El significado de la justicia

  1. La justicia legal

Tres cosas componen la justicia según la ley que Dios exigía del hombre bajo el antiguo pacto, el pacto de las obras: “De la justicia que es por la ley Moisés escribe así: El hombre que haga estas cosas, vivirá por ellas” (Ro. 10:5). Examinemos más de cerca esta justicia legal.

  1. Obediencia perfecta a la ley de Dios

Esta obediencia tenía que ser perfecta de forma extensiva, en cuanto al objeto; e intensiva, en cuanto al sujeto. Uno tenía que guardar toda la ley de todo corazón, porque el menor fallo lo negaba todo.

b. Obediencia personal por el hombre justo

En su pacto, Dios no tenía otra cosa que el compromiso del hombre con su acatamiento. No había avalista ni garante que lo respaldara. En caso de incumplimiento, era necesario que Dios exigiera la deuda a cada uno personalmente.

c. Obediencia perpetua

De quebrantarse la ley, aunque fuera por un solo pensamiento malo, no cabía en el pacto el arrepentimiento. Aunque se llevara una vida posterior inmaculada, seguía siendo imposible reparar la desobediencia.

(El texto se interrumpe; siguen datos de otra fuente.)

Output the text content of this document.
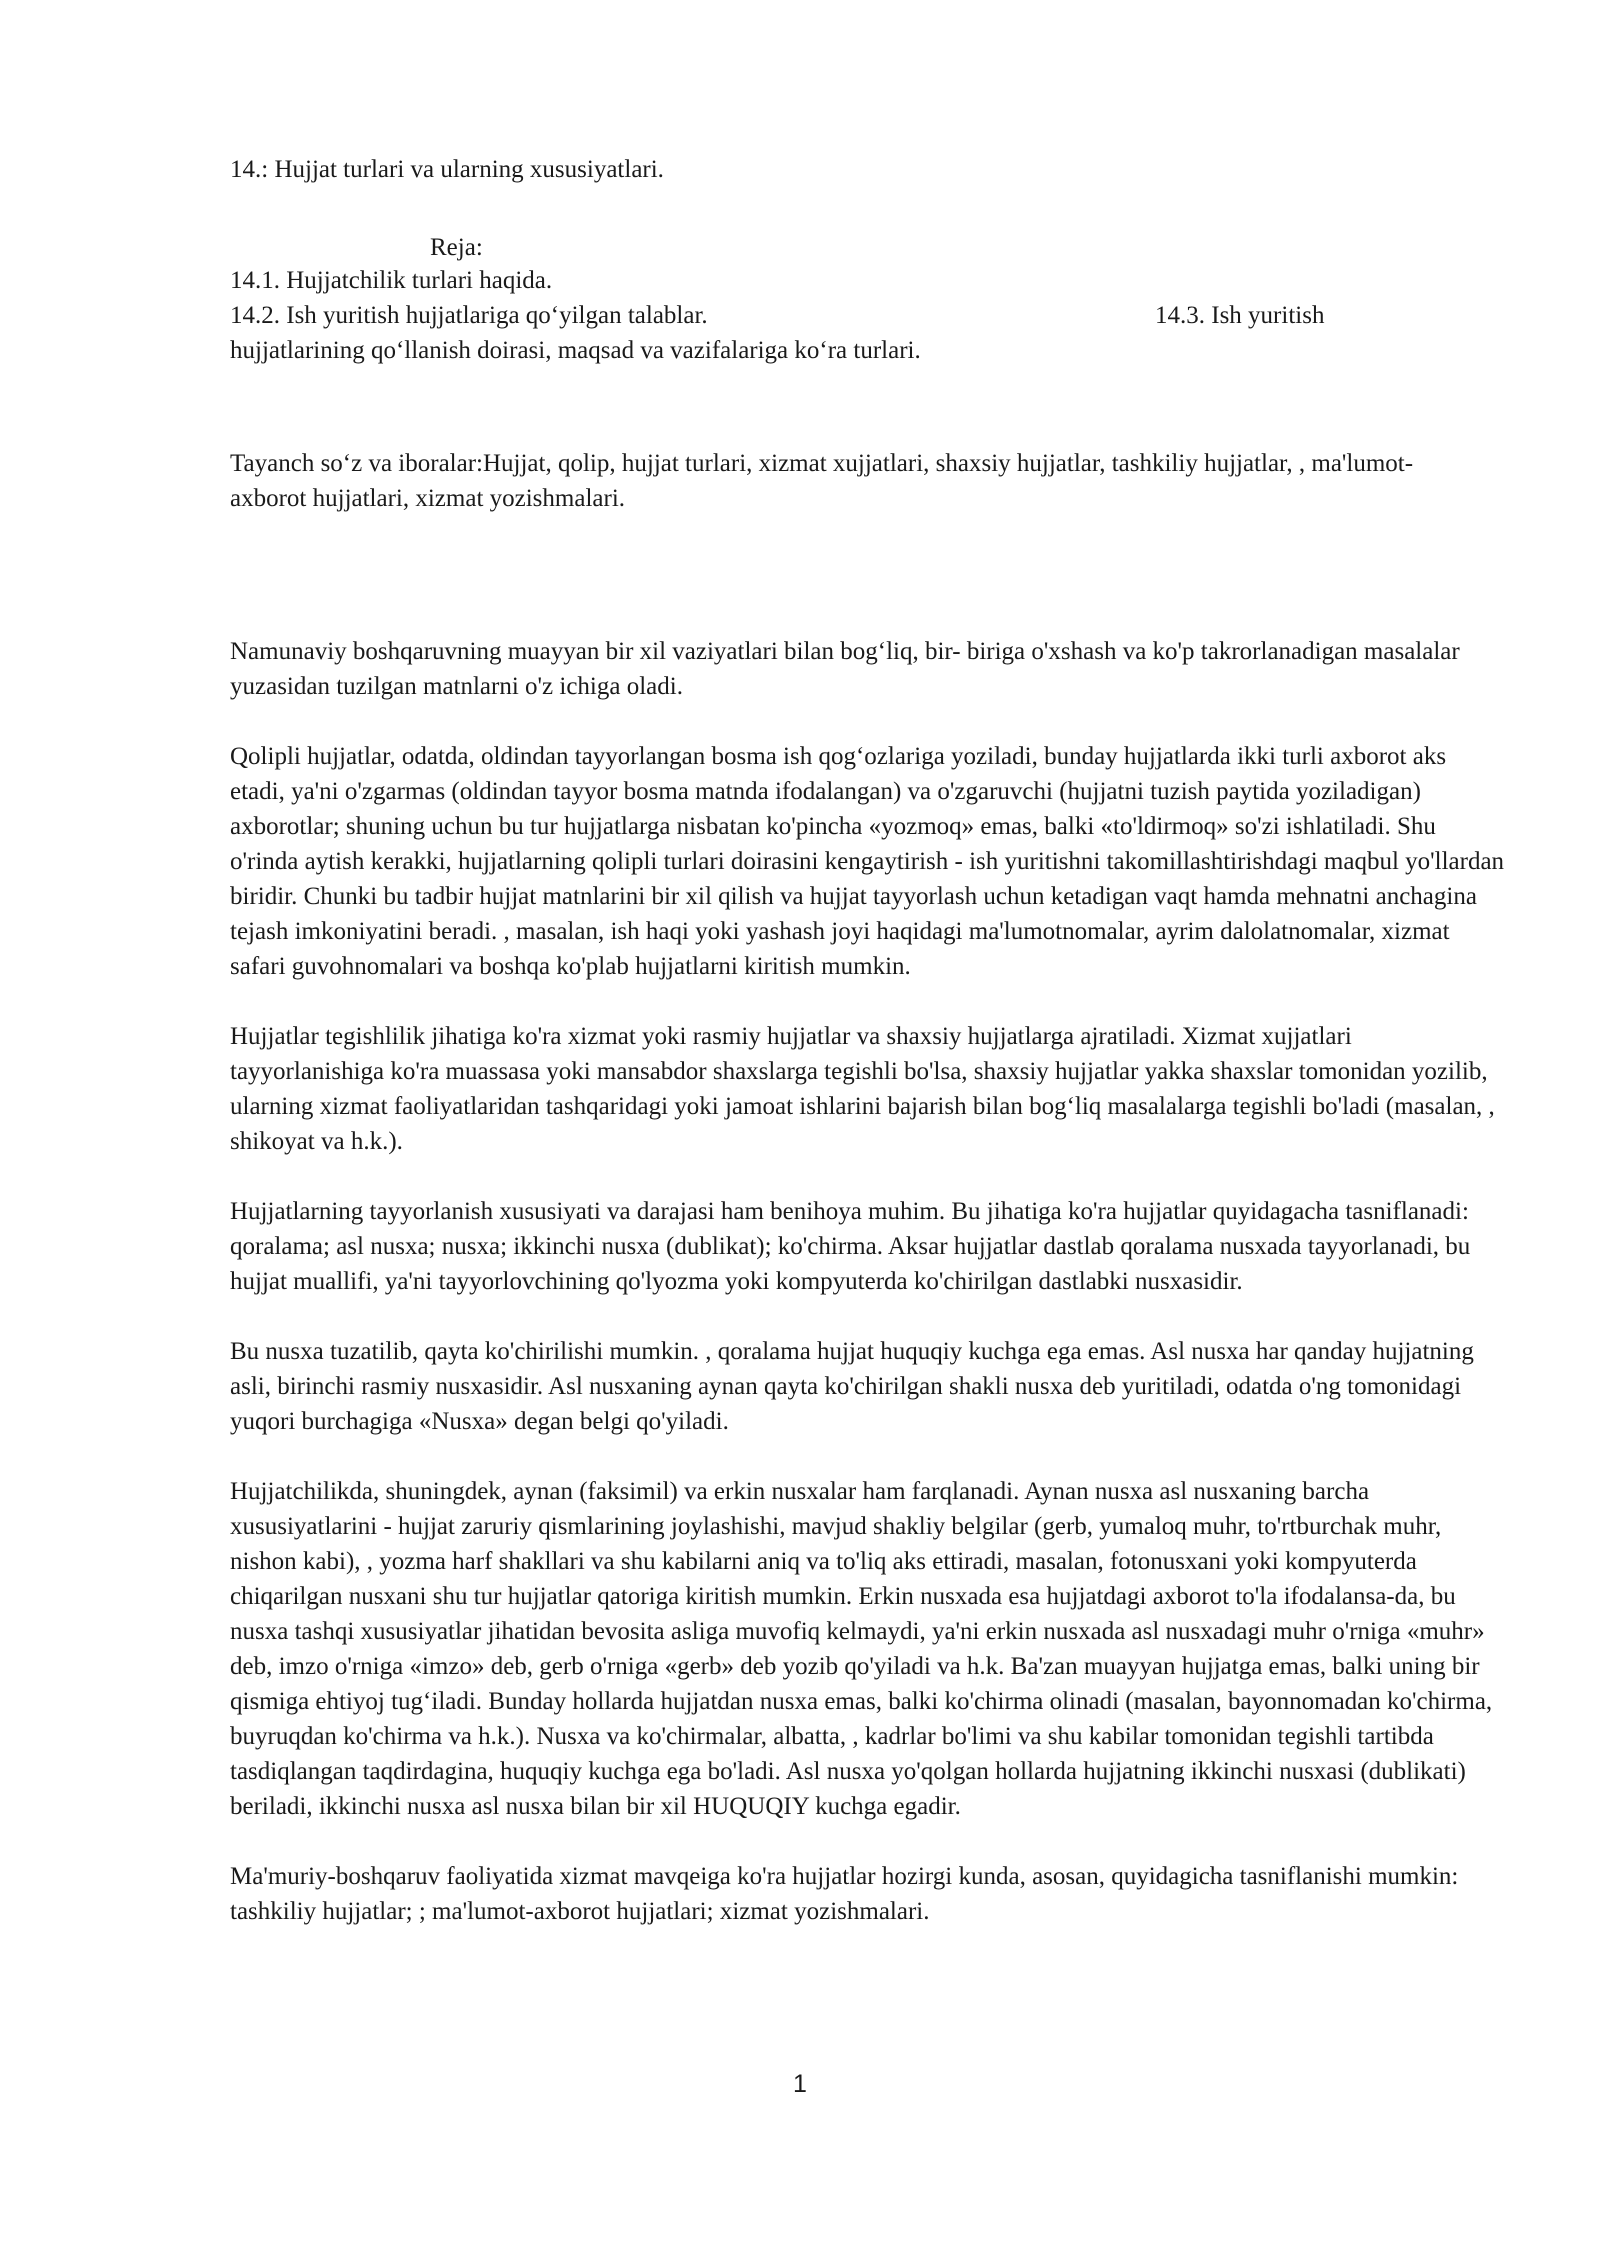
14.: Hujjat turlari va ularning xususiyatlari.

Reja:

14.1. Hujjatchilik turlari haqida.

14.2. Ish yuritish hujjatlariga qo‘yilgan talablar.	14.3. Ish yuritish
hujjatlarining qo‘llanish doirasi, maqsad va vazifalariga ko‘ra turlari.

Tayanch so‘z va iboralar:Hujjat, qolip, hujjat turlari, xizmat xujjatlari, shaxsiy hujjatlar, tashkiliy hujjatlar, , ma'lumot-axborot hujjatlari, xizmat yozishmalari.

Namunaviy boshqaruvning muayyan bir xil vaziyatlari bilan bog‘liq, bir- biriga o'xshash va ko'p takrorlanadigan masalalar yuzasidan tuzilgan matnlarni o'z ichiga oladi.

Qolipli hujjatlar, odatda, oldindan tayyorlangan bosma ish qog‘ozlariga yoziladi, bunday hujjatlarda ikki turli axborot aks etadi, ya'ni o'zgarmas (oldindan tayyor bosma matnda ifodalangan) va o'zgaruvchi (hujjatni tuzish paytida yoziladigan) axborotlar; shuning uchun bu tur hujjatlarga nisbatan ko'pincha «yozmoq» emas, balki «to'ldirmoq» so'zi ishlatiladi. Shu o'rinda aytish kerakki, hujjatlarning qolipli turlari doirasini kengaytirish - ish yuritishni takomillashtirishdagi maqbul yo'llardan biridir. Chunki bu tadbir hujjat matnlarini bir xil qilish va hujjat tayyorlash uchun ketadigan vaqt hamda mehnatni anchagina tejash imkoniyatini beradi. , masalan, ish haqi yoki yashash joyi haqidagi ma'lumotnomalar, ayrim dalolatnomalar, xizmat safari guvohnomalari va boshqa ko'plab hujjatlarni kiritish mumkin.

Hujjatlar tegishlilik jihatiga ko'ra xizmat yoki rasmiy hujjatlar va shaxsiy hujjatlarga ajratiladi. Xizmat xujjatlari tayyorlanishiga ko'ra muassasa yoki mansabdor shaxslarga tegishli bo'lsa, shaxsiy hujjatlar yakka shaxslar tomonidan yozilib, ularning xizmat faoliyatlaridan tashqaridagi yoki jamoat ishlarini bajarish bilan bog‘liq masalalarga tegishli bo'ladi (masalan, , shikoyat va h.k.).

Hujjatlarning tayyorlanish xususiyati va darajasi ham benihoya muhim. Bu jihatiga ko'ra hujjatlar quyidagacha tasniflanadi: qoralama; asl nusxa; nusxa; ikkinchi nusxa (dublikat); ko'chirma. Aksar hujjatlar dastlab qoralama nusxada tayyorlanadi, bu hujjat muallifi, ya'ni tayyorlovchining qo'lyozma yoki kompyuterda ko'chirilgan dastlabki nusxasidir.

Bu nusxa tuzatilib, qayta ko'chirilishi mumkin. , qoralama hujjat huquqiy kuchga ega emas. Asl nusxa har qanday hujjatning asli, birinchi rasmiy nusxasidir. Asl nusxaning aynan qayta ko'chirilgan shakli nusxa deb yuritiladi, odatda o'ng tomonidagi yuqori burchagiga «Nusxa» degan belgi qo'yiladi.

Hujjatchilikda, shuningdek, aynan (faksimil) va erkin nusxalar ham farqlanadi. Aynan nusxa asl nusxaning barcha xususiyatlarini - hujjat zaruriy qismlarining joylashishi, mavjud shakliy belgilar (gerb, yumaloq muhr, to'rtburchak muhr, nishon kabi), , yozma harf shakllari va shu kabilarni aniq va to'liq aks ettiradi, masalan, fotonusxani yoki kompyuterda chiqarilgan nusxani shu tur hujjatlar qatoriga kiritish mumkin. Erkin nusxada esa hujjatdagi axborot to'la ifodalansa-da, bu nusxa tashqi xususiyatlar jihatidan bevosita asliga muvofiq kelmaydi, ya'ni erkin nusxada asl nusxadagi muhr o'rniga «muhr» deb, imzo o'rniga «imzo» deb, gerb o'rniga «gerb» deb yozib qo'yiladi va h.k. Ba'zan muayyan hujjatga emas, balki uning bir qismiga ehtiyoj tug‘iladi. Bunday hollarda hujjatdan nusxa emas, balki ko'chirma olinadi (masalan, bayonnomadan ko'chirma, buyruqdan ko'chirma va h.k.). Nusxa va ko'chirmalar, albatta, , kadrlar bo'limi va shu kabilar tomonidan tegishli tartibda tasdiqlangan taqdirdagina, huquqiy kuchga ega bo'ladi. Asl nusxa yo'qolgan hollarda hujjatning ikkinchi nusxasi (dublikati) beriladi, ikkinchi nusxa asl nusxa bilan bir xil HUQUQIY kuchga egadir.

Ma'muriy-boshqaruv faoliyatida xizmat mavqeiga ko'ra hujjatlar hozirgi kunda, asosan, quyidagicha tasniflanishi mumkin: tashkiliy hujjatlar; ; ma'lumot-axborot hujjatlari; xizmat yozishmalari.

1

¡Estaríamos desesperados ahora mismo si no pudiéramos entrar en el ejército de Cristo sin obtener primero esta clase de coraza! La justicia de Adán estaba fundida con su ser: su corazón y la ley estaban unidos, como un rostro corresponde a su imagen en un espejo. Le era tan natural la justicia como ahora lo es para sus descendientes la injusticia. En la creación, Dios grabó su propia imagen de justicia y santidad en el hombre. Su diseño era tan perfecto que no cambió ni añadió nada, sino que lo vio todo “muy bueno” (Gn. 1:31). Como obra maestra de su creatividad, “Dios hizo al hombre recto”, y “a imagen de Dios lo creó” (Ec. 7:29; Gn. 1:27).

Pero a causa del pecado de Adán, se contaminó nuestra naturaleza, y ahora esta nos contamina a nosotros. Por ello, la coraza de Adán —esto es, su justicia— no le valdría a ningún hombre. Aunque Dios salvara al mundo entero por un hombre realmente justo —como en su momento ofreció perdonar a Sodoma por diez justos—, ni siquiera ese justo se podría encontrar.

La Palabra divide a toda la tierra en “judíos y gentiles”, y el apóstol no teme arrancar el barniz religioso de cada uno: “Todos están bajo pecado” (Rom. 3.9). Ni siquiera el más santificado que haya vivido jamás se considerará santo en aquel tribunal. David dice: “No entres en juicio con tu siervo; porque no se justificará delante de ti ningún ser humano” (Sal. 143:2). El hombre nunca más podrá volver a enfrentar la vida contento con la justicia legal, porque Dios ha clavado la madera de aquella puerta y abierto un camino mejor.

2. – La justicia evangélica

Esta justicia es doble: imputada e impartida. La justicia imputada es lo que obra Cristo para el creyente, o sea, la justificación que lo hace justo ante Dios. Esta es “la justicia de Dios” (Rom. 3:21). Por otra parte está la justicia impartida, que es la que Cristo obra en el creyente.

  1. La justicia impartida se lleva a cabo en y por Cristo

Aunque esta justicia no sea inherente en los hijos de Dios, recibimos el provecho de ella por la fe, como si la hubiéramos efectuado nosotros. Por eso Jesús se llama “Jehová, justicia nuestra” (Jer. 33:16).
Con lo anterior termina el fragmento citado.